In a little under 10 hours, we will be well on our way back to Martin, Tenn. for my fraternity's Family Day celebration. The trip is mostly for business, but it is always a good chance to see how the dynamics of an organization change after a few years away. A single year is a lifetime in college, marking a significant step toward the Great Unknown of the so-called "real world." Upon getting into the routine of a 40-hour work week and in bed by 10 p.m., a year does not seem all long away. In another year, I will likely be doing the same kinds of things I do today, just a bit wiser and hopefully with a clearer picture of the road ahead. Your typical fraternity guy (or any college student for that matter) anguishes over each week, the month until midterms seeming like an eternity. There is a bit of perspective rolled in there with your diploma that gradually sets in.

Time. There is so much to do, so little time to go around. In other cases, time is all you have, and the work will be finished when it is (or ever is to be) finished. The clocks of our youth rush ahead faster on some of life's moments, and drag on for others. It is easy to lose a bit of perspective along the way, fighting with the shadows that never leave us, groping about into great unknown. It has been almost three short/long years since Martin, but I can vividly recall much of that time and place better than I can remember what happened last week.

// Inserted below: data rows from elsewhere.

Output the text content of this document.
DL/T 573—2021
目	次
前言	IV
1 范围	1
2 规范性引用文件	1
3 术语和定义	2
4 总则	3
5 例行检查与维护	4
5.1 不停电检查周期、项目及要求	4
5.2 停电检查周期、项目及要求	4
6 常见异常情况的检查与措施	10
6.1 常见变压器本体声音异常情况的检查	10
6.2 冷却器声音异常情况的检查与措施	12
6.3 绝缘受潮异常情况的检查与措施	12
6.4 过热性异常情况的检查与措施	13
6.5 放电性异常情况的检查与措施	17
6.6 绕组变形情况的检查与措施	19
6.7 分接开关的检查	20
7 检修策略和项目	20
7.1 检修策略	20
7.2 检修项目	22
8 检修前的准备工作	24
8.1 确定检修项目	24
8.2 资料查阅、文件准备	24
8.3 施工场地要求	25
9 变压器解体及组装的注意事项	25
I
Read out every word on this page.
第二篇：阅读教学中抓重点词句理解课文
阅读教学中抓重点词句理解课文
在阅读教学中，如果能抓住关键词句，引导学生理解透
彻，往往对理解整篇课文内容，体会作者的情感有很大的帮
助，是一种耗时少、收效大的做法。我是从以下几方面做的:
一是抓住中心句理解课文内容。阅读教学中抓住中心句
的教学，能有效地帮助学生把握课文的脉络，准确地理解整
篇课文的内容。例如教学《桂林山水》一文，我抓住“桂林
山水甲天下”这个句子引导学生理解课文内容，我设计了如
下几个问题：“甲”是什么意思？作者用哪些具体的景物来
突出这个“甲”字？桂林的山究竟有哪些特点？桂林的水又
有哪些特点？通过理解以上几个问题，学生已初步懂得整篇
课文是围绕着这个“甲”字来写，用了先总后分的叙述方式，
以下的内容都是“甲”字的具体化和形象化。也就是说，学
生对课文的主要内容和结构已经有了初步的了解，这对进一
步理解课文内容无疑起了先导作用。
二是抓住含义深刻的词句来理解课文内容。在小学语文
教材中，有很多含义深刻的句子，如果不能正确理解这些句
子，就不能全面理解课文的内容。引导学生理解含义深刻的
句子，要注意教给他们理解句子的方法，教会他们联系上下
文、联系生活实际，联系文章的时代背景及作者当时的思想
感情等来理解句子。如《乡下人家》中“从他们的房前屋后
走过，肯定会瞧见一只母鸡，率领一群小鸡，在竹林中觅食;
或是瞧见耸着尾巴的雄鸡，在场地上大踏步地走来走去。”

Spring has brought with it a warm sense of new beginnings. There have already been a number of new births in our social circles, a phenomenon that really amplifies that feeling of the new and unlimited potential that it represents. Whether it is the young couple in East Nashville welcoming their first or another welcoming their third, the love they all share is really powerful stuff. Those kinds of moments in life never escape our memory, no matter how many years we put between them and the present.

I have to stop every now and then to really soak in the things around me; my wife's loving smile, the company of friends, a beautiful day. I even look forward to the seven hours we will on the road tomorrow, assuming I do not nap through most of it.